LOL let's be real about this. I would love to see the iWork suite compete with M$365 but we both know that can't happen. Apple's suite requires a Mac. That eliminates a lot of customers since many have Windows machines. Even if Apple introduced iWork for Windows and it's a smash hit it won't put a dent in M$'s monopoly with Office, which is sad but true. M$ should not have a monopoly on an office suite but they do and people in the business world see Office as the defacto standard just because "everybody" uses it.

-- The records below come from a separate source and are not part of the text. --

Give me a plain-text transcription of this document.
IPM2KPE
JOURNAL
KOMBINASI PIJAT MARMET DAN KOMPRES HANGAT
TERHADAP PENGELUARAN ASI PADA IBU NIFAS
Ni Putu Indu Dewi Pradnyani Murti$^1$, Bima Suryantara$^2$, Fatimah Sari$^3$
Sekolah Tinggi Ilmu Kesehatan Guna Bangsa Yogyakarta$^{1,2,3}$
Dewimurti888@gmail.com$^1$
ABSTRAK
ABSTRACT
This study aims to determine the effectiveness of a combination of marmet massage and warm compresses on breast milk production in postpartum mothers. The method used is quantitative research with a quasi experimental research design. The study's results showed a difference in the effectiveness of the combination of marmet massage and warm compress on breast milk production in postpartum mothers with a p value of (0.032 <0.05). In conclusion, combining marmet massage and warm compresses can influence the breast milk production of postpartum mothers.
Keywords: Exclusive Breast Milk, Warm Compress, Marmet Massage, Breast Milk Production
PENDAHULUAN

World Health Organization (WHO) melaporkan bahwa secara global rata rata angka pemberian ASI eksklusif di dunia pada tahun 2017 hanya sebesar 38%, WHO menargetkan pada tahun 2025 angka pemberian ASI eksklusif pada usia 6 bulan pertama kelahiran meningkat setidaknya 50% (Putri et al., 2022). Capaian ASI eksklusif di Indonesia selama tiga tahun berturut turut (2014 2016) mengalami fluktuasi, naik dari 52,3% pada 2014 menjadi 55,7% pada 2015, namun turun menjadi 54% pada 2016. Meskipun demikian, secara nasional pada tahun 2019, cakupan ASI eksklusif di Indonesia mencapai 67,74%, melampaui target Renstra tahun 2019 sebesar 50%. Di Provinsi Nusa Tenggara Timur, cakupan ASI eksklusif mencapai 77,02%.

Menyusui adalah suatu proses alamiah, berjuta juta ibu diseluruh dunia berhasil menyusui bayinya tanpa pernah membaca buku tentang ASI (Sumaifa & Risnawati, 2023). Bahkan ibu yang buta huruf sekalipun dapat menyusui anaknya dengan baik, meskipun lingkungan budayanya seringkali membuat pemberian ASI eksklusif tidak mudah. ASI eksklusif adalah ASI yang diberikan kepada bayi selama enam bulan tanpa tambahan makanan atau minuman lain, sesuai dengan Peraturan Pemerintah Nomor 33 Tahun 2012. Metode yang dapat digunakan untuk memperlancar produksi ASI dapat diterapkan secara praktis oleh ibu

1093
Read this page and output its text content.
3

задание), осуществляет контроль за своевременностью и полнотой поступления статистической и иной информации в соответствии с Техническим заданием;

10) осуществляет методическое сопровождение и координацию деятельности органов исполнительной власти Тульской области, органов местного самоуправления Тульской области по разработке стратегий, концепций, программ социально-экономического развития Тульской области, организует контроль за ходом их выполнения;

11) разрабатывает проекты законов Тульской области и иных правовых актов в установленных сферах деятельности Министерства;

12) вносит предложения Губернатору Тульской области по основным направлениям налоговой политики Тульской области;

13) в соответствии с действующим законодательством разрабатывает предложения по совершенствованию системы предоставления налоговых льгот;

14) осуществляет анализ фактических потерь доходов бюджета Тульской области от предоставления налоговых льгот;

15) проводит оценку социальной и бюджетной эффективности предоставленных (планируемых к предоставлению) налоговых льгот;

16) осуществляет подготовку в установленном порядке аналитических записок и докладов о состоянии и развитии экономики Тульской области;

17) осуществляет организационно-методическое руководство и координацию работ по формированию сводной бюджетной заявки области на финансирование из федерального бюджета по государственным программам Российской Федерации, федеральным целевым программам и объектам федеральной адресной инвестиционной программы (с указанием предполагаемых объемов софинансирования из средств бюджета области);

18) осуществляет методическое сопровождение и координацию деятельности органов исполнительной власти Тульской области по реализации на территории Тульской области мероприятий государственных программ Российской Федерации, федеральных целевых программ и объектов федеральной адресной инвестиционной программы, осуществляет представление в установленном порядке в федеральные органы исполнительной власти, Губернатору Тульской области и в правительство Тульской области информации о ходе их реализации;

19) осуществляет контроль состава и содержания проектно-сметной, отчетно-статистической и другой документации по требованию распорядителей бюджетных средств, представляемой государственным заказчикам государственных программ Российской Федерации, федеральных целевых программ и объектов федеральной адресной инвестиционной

I hope you realize if you thought of it then so has Apple? It's just not something they want to do or feel worthy of putting a lot resources into. Apple's way of grabbing the market isn't just to do something the "simple" way of thinking. For example people said all Apple has to do to make their computers run cooler and have longer battery life is to simply make bigger laptops. Well that's the simple way of thinking and it's not efficient. Instead Apple has been working on their Apple Silicon chips which have proven to be far more efficient in running cooler than any other PC on the market in the same class as well as more than doubling the battery life of most laptop computers.
The cost to change would be phenomenal. Why M$ still by the way? It comes across as a bit silly.
The whole Mac/Pages competing in the corp space is interesting. I'm not even sure it competes in the small space at the minute in a lot of industries. I work in tech for example - very small business but for larger clients, typically 4-10k seats. For my tiny business Apple Silicon & Pages isn't tenable, simply because it doesn't and won't run the software my clients use. Streaming Windows may help with that, but as of right now, we'll be replacing Intel Macs with non-Apple. We don't have a lot of choice. I'm not that bothered about that tbh. I
like my Apple gear. I like my house and sports cars more however, and having an ability to pay for them.
Then I look at our average clients. Let's take 1 - law firm, about 4.5k seats. The value (or cost I suppose) per desk is very much in the software not the hardware. About 2k per seat from a recent report I've seen - with laptops about 700GBP per desk (Thinkpad i7/16GB units). Imagine having to replace all of that software suite and hardware just at the desk, forgetting about the back end infrastructure for now.
It's not just Windows & an office type app. It's management software, it's plug-ins specific for client comms management, it's some law specific stuff, it's end-point control and security.
The cost would be MASSIVE. Their Microsoft licensing has gone from a normal Enterprise Agreement with Micro$oft (dammit) to Office365 due to the enticements from Microsoft to do it. It's operationally cheaper and it means the software is evergreen. No having to buy and upgrade office every few years for example. From Microsoft's perspective they remove the Enterprise Agreement renewal risk (years 3-5 tend to be problematic for renewals, and often involves/involved Microsoft paying partners to deploy software into clients to ensure it's hard to leave the ecosystem).
It's going to be really interesting seeing how the whole ARM thing develops. Competition is good - it drives innovation doesn't it?